The LGBT community was fearless in speaking out, through the likes of ACT UP, and fighting for our government to take action, find a cure, and provide health care. However, like so many others probably were, I was secretly crumbling on the inside. Is this my destiny? Will I get AIDS? Am I going to die because I’m gay?

The fight against AIDS has come so far, but there remains so much more to do. This is why I ride.

I ride because I don’t want anyone to ask themselves the questions that haunted my teenage self. I ride because no one should ever know the pain of losing a brother, father, mother, or sister to AIDS. I ride because the generations before and after us deserve to grow old and live a long life.

My Bank of America Merrill Lynch teammates will collectively ride the 545 miles through California to progress toward finding a cure for HIV and AIDS and create a more compassionate society. But I also wanted to close by sharing some of their individual, powerful reasons that fuel them:

I ride because I was there when an AIDS diagnosis was an immediate death sentence.
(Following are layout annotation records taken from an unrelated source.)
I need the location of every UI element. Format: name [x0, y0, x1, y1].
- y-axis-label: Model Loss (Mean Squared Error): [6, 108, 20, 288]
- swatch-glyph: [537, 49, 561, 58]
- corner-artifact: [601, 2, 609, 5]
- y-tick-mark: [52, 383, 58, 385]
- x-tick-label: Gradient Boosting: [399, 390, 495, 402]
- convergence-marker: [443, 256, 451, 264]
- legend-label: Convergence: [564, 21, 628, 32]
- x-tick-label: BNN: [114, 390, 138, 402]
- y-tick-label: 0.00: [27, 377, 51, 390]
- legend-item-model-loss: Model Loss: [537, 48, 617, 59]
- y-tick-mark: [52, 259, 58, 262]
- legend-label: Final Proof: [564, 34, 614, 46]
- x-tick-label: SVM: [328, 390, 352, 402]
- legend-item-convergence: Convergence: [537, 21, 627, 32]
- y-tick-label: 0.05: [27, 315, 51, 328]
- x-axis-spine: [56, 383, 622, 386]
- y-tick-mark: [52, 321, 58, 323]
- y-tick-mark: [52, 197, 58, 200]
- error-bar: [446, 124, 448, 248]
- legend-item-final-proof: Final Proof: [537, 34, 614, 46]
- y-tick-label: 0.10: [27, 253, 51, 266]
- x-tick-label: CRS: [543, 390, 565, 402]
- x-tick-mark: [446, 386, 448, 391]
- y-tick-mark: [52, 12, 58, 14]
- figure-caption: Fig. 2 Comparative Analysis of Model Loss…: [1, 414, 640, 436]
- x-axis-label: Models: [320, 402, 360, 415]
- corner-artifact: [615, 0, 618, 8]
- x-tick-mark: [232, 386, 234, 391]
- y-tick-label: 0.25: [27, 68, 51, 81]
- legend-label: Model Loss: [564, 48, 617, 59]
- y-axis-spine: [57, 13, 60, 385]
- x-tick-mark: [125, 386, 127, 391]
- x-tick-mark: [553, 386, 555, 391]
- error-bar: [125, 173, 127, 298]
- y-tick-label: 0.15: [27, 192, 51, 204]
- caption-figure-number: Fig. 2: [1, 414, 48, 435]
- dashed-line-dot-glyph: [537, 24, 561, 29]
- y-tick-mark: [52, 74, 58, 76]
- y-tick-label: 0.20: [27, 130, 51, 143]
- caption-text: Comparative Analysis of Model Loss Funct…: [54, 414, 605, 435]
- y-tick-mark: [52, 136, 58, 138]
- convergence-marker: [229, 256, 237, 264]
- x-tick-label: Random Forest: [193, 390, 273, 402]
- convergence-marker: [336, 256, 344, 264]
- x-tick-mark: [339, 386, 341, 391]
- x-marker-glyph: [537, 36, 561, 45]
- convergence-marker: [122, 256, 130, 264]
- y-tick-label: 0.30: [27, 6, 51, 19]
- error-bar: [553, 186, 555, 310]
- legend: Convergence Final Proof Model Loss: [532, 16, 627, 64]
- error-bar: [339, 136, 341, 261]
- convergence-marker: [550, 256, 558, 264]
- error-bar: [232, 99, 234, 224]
I ride because AIDS still kills.

I ride because I saw how ugly the stigma was surrounding HIV and AIDS.

I ride because I witnessed a generation before me overtaken by suicide, death, hopelessness, and despair.

I ride because I haven’t lost my hope. We will, one day, eradicate AIDS.

I ride because people close to me are living with HIV and AIDS.

I ride because history repeats itself and I refuse to sit back while people with HIV and AIDS have to fight for health care they deserve.

I ride for those who are unable to ride.

I ride so, someday, we won’t have to.

I ride for a future free of HIV and AIDS.

I ride because intention without action is useless.

I ride lest we forget.

I ride because I care.

And because we ride, we are saving lives and doing what we will do to end AIDS.